Recycling solar panels – Completing the sustainability cycle of photovoltaic power generation

An REA Guest Blog by Dr Dongyoung Kim, Technical Assistant at Reddie & Grose – a firm of UK and European Patent, Trade Mark and Design attorneys


The recent “solar boom” has been driven by technical advances in photovoltaic (PV) technology which have allowed for not only the optimisation in gathering and producing energy, but also a reduction of its associated costs.

According to IRENA’s recent report, by 2020 the global weighted-average total installed cost and the levelised cost of electricity from utility-scale solar PV had fallen to figures comparable to that of coal-fired power generation, the cheapest fossil-fuel competitor. Given the projected cost savings over fossil fuels alongside international response to climate change, the rapid growth of global solar PV capacity is expected to continue.

“Dying” solar panels

But the increasing number of solar panel installations inevitably leads to a problem: What happens to solar panels when they reach the end-of-life (EOL)?

So far, EOL disposal of solar panels has not caused too much concerns as solar panels only started being widely deployed in the early 2000s and the industry standard lifespan is about 25 to 30 years. However, given that most of the solar panels in the world were installed in the past decade (2011-2020) we are likely to see a sudden increase in the number of dead solar panels starting from the mid-2030s.

EOL management of solar panels

You may think that it’s too early to worry about EOL management of solar panels, but we should start taking this issue seriously now.

The good news is that many governments have already started introducing frameworks for recycling, reusing and, if neither is possible, disposing of dead solar panels. For example, in the UK and many European countries, collection, recycling and recovery targets for all solar panels are set according to the Waste Electrical and Electronic Equipment Directive (WEEE Directive).

It is questionable, however, whether the capacity of the existing electronic waste recycling facilities will cope with the increasing volume. Moreover, conventional recycling processes may not deliver the best material recovery rate for solar panel waste.

Material recovery

Obviously, we need to plan for the recycling of EOL solar panels to minimise the environmental impact. We can also extract the materials of their many components, including PV cells, electrical connections and support frame, for further use.

Current material recovery processes typically involve shredding EOL solar panels into small pieces and mechanically separating major components and materials of the panels. This achieves high overall material recovery rates, in line with the existing regulations, such as the EU WEEE Directive.

However, processes involving shredding typically accompany loss of high value materials, such as silver, which are dispersed as dust during shredding. Without significant improvements of recycling process, the volume of unrecovered high-value materials would only increase along with the growing volume of solar panel waste.

Environmental impact

Completing the sustainability cycle of solar PV power generation means finding better ways to recycle EOL panels. According to a study, recycling 1,000 kg of silicon PV waste produces greenhouse gas emissions of 4.46×102 kg CO2eq, most of which comes from transport, incinerating plastic materials from the panels and metal recovery.

This is equivalent to burning ~193 litres of petrol. Such EOL phase emission is not considered when assessing the environmental impact of solar power generation.
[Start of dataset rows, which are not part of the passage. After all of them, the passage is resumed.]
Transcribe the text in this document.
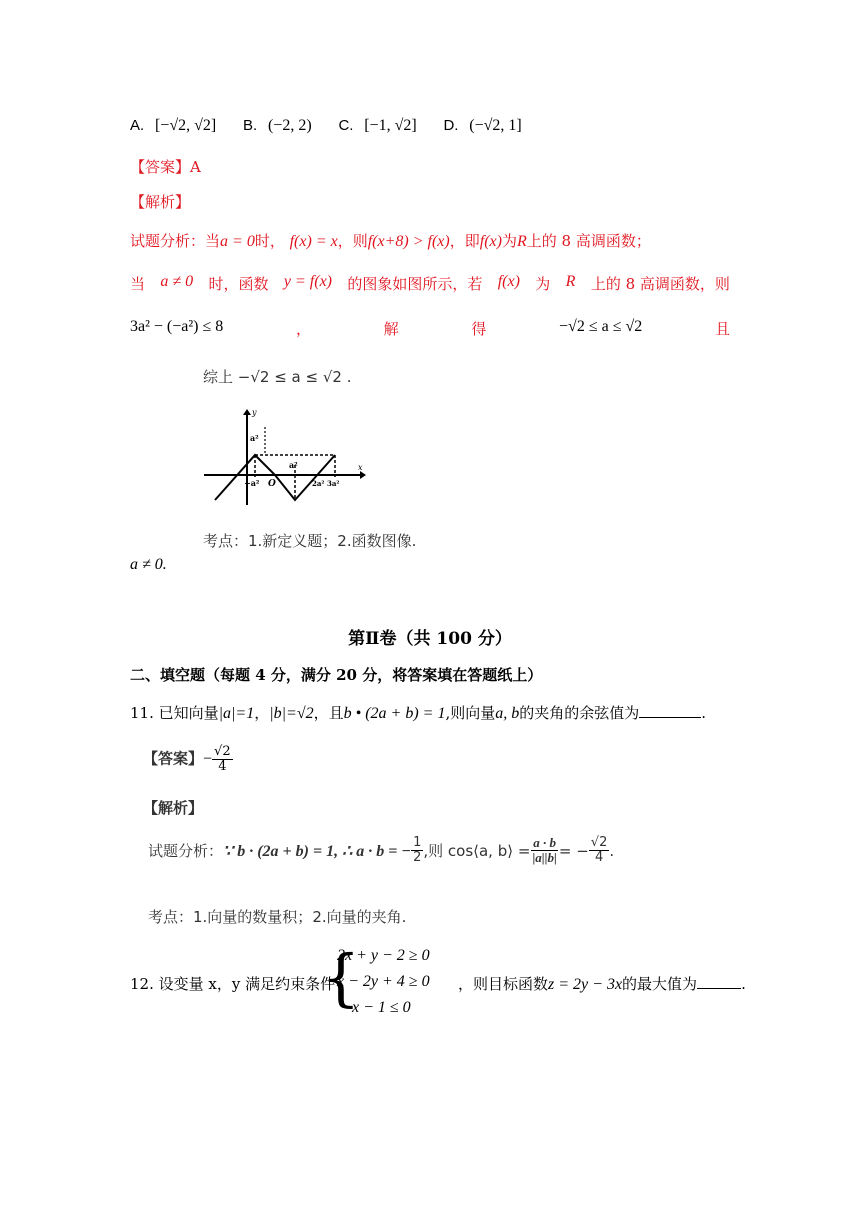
A. [−√2, √2] B. (−2, 2) C. [−1, √2] D. (−√2, 1]
【答案】A
【解析】
试题分析：当a = 0时， f(x) = x，则f(x+8) > f(x)，即f(x)为R上的 8 高调函数；
当 a ≠ 0 时，函数 y = f(x) 的图象如图所示，若 f(x) 为 R 上的 8 高调函数，则
3a² − (−a²) ≤ 8	，	解	得	−√2 ≤ a ≤ √2	且
综上 −√2 ≤ a ≤ √2 .
y
x
a²
a²
−a² O	2a² 3a²
考点：1.新定义题；2.函数图像.
a ≠ 0.
第Ⅱ卷（共 100 分）
二、填空题（每题 4 分，满分 20 分，将答案填在答题纸上）
11. 已知向量|a|=1，|b|=√2，且b • (2a + b) = 1,则向量a, b的夹角的余弦值为	.
【答案】− $\frac{√2}{4}$
【解析】
试题分析： ∵ b · (2a + b) = 1, ∴ a · b = − $\frac{1}{2}$ ,则 cos⟨a, b⟩ = $\frac{a \cdot b}{|a||b|}$ = − $\frac{√2}{4}$ .
考点：1.向量的数量积；2.向量的夹角.
12. 设变量 x，y 满足约束条件
{
2x + y − 2 ≥ 0
x − 2y + 4 ≥ 0
x − 1 ≤ 0
，则目标函数z = 2y − 3x的最大值为	.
As the volume of waste grows, the impact of such emission would become significant.

Future technologies

Advances in solar energy have made the cost per kilowatt-hour of power generation comparable to the cheapest available fossil fuel alternative. The increased profitability of solar power means that government subsidy is no longer a requirement for large-scale solar projects, with opportunities for subsidy-free solar projects expected, leading to cost reductions through economies of scale.

But more work is still needed to make solar power generation more socio-economically and environmentally sustainable. Innovations could solve problems related to EOL solar panels. Developing PV panel recycling processes could increase treatment capacities, improve the quality of extracted materials, and increase material recovery rate.

Solar panels could be redesigned to simplify separation of parts or materials without using a shredder or thermal treatment. PV cell material research, which currently mainly focuses on improving cell efficiency, could be refocused to making cell materials more easily reusable or recyclable. Monitoring the methods of transporting and sorting waste may help us identify which aspects of the EOL phase needs urgent improvement.

The appetite for innovations in the non-cell parts of PV systems will be good news for emerging businesses venturing into solar power. Perhaps the rapid increase in the number of PV related patent filings in recent years is not only a reflection of technological advances of PV cells, but also a sign of a wider range of innovations to come.